We started our cross-island adventure just after the sun rose on Wednesday, Dec. 28, 2016, and the signs told us we’d reach the Hawai’i Volcanoes National Park in 74 miles. The Big Island of Hawaii is the same size as Connecticut, roughly, and the travel guides say it holds 13 of the world’s 15 or so climate zones. Over the course of the next few days, we would experience about a half dozen of them; we were prepared to layer up and down, often, with everything from bathing suits to boots in our luggage.
We headed south on 11, taking an hour-long detour pass Green Sand Beach to the cliffs that are said to be the southernmost point in the U.S. We stopped at a cafe with amazing potted sedums and other succulents in a nursery full of orchids and had coffee/tea and breakfast bars made with Lilikoi, or passion fruit.
When we entered the national park about 90 minutes later, we didn’t yet know what we didn’t know. We ran to the visitor’s center in a down pour, well aware that the climate had become a rain forest. We got inside just in time to watch a park ranger give a spiel about the best areas for viewing the lava and the best time of day to do so.
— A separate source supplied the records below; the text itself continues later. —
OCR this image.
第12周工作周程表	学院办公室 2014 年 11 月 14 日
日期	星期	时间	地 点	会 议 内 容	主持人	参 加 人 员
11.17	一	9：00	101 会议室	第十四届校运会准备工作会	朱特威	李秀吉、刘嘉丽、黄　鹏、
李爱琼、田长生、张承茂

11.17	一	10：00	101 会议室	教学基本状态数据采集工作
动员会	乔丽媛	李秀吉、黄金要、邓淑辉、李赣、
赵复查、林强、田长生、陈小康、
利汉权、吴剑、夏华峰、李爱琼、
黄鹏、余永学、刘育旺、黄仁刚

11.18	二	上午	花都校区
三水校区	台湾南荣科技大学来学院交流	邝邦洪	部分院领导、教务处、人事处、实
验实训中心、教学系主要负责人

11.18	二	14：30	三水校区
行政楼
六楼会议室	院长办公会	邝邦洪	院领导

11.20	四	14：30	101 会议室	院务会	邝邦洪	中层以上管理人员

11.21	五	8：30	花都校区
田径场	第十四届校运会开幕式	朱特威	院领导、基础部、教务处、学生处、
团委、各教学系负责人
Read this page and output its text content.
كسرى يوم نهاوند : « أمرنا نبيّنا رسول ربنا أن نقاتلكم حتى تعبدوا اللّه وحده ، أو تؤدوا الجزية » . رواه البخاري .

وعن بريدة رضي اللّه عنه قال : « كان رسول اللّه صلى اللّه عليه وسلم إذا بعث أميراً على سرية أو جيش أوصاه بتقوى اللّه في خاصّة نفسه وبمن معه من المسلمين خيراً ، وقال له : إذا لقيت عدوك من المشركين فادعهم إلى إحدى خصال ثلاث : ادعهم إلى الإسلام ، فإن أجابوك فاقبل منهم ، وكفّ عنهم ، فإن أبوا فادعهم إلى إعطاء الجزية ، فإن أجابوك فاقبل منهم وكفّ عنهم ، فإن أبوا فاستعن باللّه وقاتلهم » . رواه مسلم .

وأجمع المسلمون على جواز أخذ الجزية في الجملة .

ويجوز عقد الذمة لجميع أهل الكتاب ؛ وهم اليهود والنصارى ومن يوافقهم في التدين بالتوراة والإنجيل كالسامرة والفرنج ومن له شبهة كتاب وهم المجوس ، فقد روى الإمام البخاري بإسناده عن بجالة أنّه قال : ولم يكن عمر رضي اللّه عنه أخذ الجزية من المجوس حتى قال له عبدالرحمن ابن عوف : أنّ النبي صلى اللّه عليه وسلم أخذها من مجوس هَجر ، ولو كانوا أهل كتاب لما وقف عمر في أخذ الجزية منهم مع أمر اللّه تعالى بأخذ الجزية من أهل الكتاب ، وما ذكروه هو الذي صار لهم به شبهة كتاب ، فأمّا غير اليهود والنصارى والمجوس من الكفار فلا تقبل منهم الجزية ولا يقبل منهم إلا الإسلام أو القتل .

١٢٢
We learned you can’t drive very close to the eruption because lava from a 2014 flare-up covered a center section of Chain of Craters Road, which takes you there; we learned the best viewing of the current lava, which was spilling into the ocean, was still about an hour away by car—where one could access the other end of the road via a 4.5-mile walk. Finally, we learned it’s best to watch the lava at night as it’s easier to see; we did not know this and that changed our plan radically as it meant we had more time!
We still drove into the park on the west side on Chain of Craters Road because there was much to see in that area. We walked through a lava tube, for instance, saw a half dozen craters and took a short hike to view some petroglyphs preserved in the volcanic rock in a mountainous region. I regret that we did not stop in the museum. We were conserving time, but we learned later there are views of the active lava from within.
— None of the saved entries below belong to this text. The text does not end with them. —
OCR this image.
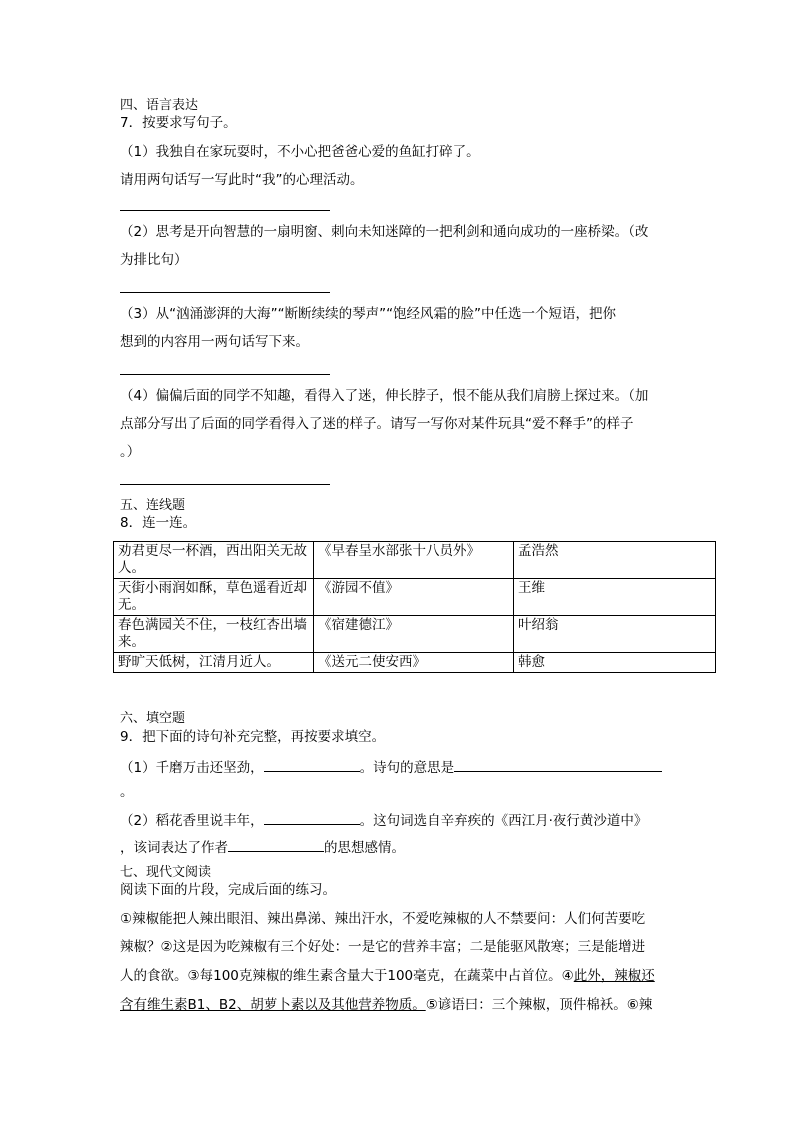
四、语言表达
7．按要求写句子。
（1）我独自在家玩耍时，不小心把爸爸心爱的鱼缸打碎了。
请用两句话写一写此时“我”的心理活动。
（2）思考是开向智慧的一扇明窗、刺向未知迷障的一把利剑和通向成功的一座桥梁。（改
为排比句）
（3）从“汹涌澎湃的大海”“断断续续的琴声”“饱经风霜的脸”中任选一个短语，把你
想到的内容用一两句话写下来。
（4）偏偏后面的同学不知趣，看得入了迷，伸长脖子，恨不能从我们肩膀上探过来。（加
点部分写出了后面的同学看得入了迷的样子。请写一写你对某件玩具“爱不释手”的样子
。）
五、连线题
8．连一连。
劝君更尽一杯酒，西出阳关无故人。	《早春呈水部张十八员外》	孟浩然
天街小雨润如酥，草色遥看近却无。	《游园不值》	王维
春色满园关不住，一枝红杏出墙来。	《宿建德江》	叶绍翁
野旷天低树，江清月近人。	《送元二使安西》	韩愈
六、填空题
9．把下面的诗句补充完整，再按要求填空。
（1）千磨万击还坚劲，	。诗句的意思是
。
（2）稻花香里说丰年，	。这句词选自辛弃疾的《西江月·夜行黄沙道中》
，该词表达了作者	的思想感情。
七、现代文阅读
阅读下面的片段，完成后面的练习。
①辣椒能把人辣出眼泪、辣出鼻涕、辣出汗水，不爱吃辣椒的人不禁要问：人们何苦要吃
辣椒？②这是因为吃辣椒有三个好处：一是它的营养丰富；二是能驱风散寒；三是能增进
人的食欲。③每100克辣椒的维生素含量大于100毫克，在蔬菜中占首位。④此外，辣椒还
含有维生素B1、B2、胡萝卜素以及其他营养物质。⑤谚语曰：三个辣椒，顶件棉袄。⑥辣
As we drove down and deeper into the park, at some point, we noticed a giant plume of steam in the sky and realized with very bubbly excitement that this was the molten lava hitting the ocean and filling the sky with clouds. It was awe-inspiring, and we drove as far as we could, getting closer and closer, but then we had to turn the Versa around when we hit the closed area of roadway. (We could have hiked in on this side, but the climb is longer and harder, and we wanted to get to the other side because that’s the side where our night’s lodging was.)
We drove straight up for 45 minutes to get back outside the park and stopped in a little village called Volcano for lunch, gas, extra batteries for our borrowed head lamps and to charge our tech equipment. Then we drove an hour to Hilo side and down to the coast into a town called Kamokuna. We parked our car, geared up our packs and started what would be a nine-mile hike round trip in a dry and dessert-like climate.